Before I return to writing about food, restaurants and the industry as a whole, I'd like to address a semi-related subject that's near and dear to my heart--grammar. At first, it might seem like a rather unlikely topic for a blog that's dedicated to food, but when you consider that signage, menus and specials boards are typically what draws a customer in, grammar plays a huge role in how we sell our food. I'm not saying that words aren't meant to be played with or that menus need be the perfect example of proper English grammar--after all, menus are usually just a menagerie of lists, sentence fragments and headlines that tell us what we're buying. However, within these confines there still needs to be some sort of standard that doesn't allow us, the sum total of English speakers, to forget that spelling matters and that we're only doing ourselves an in justice by simply forgetting all the formative years of education we suffered through.
Case in point--Pazzo's, the new "Cucina Italiana" just south of the drawbridge on A1A in Ft. Lauderdale, FL. Because I haven't eaten there or even considered such a venture, I'll leave my opinions on the food to a minimum, except to say that given the abundance of such restaurants claiming to serve "Authentic Italian Cuisine," what the grim landscape of the South Florida restaurant scene needs is not another family style Italian place; especially not one that's going to blatantly misuse the English language in order to promote their supposed "FRESH" ingredients, however loaded that term may be.
"Fresh Pasta's," "Fresh Pizza's," "Fresh Salad's." If you don't notice the error here, it's the apostrophe at the end of each noun.
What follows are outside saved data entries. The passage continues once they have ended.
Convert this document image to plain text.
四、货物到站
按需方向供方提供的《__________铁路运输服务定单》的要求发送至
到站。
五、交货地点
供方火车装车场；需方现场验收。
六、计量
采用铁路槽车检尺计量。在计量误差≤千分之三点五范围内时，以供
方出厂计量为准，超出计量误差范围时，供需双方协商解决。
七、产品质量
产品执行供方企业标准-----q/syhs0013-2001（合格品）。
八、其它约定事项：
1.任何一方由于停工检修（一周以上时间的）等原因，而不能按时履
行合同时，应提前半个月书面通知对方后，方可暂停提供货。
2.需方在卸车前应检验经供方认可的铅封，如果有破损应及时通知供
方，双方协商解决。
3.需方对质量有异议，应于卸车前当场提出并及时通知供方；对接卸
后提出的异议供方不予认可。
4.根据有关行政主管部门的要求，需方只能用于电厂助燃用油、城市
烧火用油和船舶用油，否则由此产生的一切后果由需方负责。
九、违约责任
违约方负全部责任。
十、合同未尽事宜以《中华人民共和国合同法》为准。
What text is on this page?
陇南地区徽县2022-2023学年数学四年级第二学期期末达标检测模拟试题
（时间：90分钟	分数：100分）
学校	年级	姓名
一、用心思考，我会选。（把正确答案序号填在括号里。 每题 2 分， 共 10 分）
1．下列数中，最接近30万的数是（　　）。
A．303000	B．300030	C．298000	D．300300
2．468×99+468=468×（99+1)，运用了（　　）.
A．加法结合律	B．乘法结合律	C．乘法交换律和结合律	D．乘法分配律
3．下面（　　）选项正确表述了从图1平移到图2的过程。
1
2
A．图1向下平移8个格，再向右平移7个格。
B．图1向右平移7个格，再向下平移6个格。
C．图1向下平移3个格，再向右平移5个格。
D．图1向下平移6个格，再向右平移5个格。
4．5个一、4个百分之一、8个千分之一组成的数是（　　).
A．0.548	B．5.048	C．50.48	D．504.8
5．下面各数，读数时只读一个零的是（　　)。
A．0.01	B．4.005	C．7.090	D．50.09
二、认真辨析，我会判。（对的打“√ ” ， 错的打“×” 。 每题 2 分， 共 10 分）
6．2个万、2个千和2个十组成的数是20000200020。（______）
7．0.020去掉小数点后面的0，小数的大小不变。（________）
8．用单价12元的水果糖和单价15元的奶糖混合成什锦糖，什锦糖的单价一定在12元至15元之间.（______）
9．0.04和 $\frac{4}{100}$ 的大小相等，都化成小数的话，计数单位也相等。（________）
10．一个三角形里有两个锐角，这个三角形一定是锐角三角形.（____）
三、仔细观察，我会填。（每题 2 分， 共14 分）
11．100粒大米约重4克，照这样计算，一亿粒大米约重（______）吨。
In short, the apostrophe should be used to denote possession, i.e. "Patrick's Frustration," or to abbreviate "is", i.e. Pazzo's going to kill me when he reads this; not, however, to denote pluralization, i.e. fresh pasta or fresh pastas (no apostrophe). Go ahead and call me a nerd, but when I see signs like this around town, on vans promoting someone's (possessive) business or slowly moving its (the one case where an apostrophe is not needed to show possession) way into other written forms (plural), I fear for the fate of English.
Pazzo's (spelled correctly, ironically, to denote that Pazzo is the owner), is not the first to misuse grammar and they will certainly not be the last. I suppose I just know that in the future, should I become a restaurateur, a food writer or simply a menu writer, I will try to make my grammar as meticulous as possible, and I just wish that others would, too. I realize, too, that within the culinary world and consequently on this blog, there are much larger fish to fry (no pun intended) than whether or not an apostrophe was misused, but it just seems to me that to be a successful restaurant or even one that simply appeals the masses, one shouldn't simply rely on good food to get by--it should be an entire package that sells itself like a fine work of art might, based on overall integrity.
With that, I urge anyone whom I've annoyed by nitpicking at the presence of English in food to call me up for a cook-off. Yours will most likely be cooked much faster, but mine, I would hope, would be much more eloquently presented.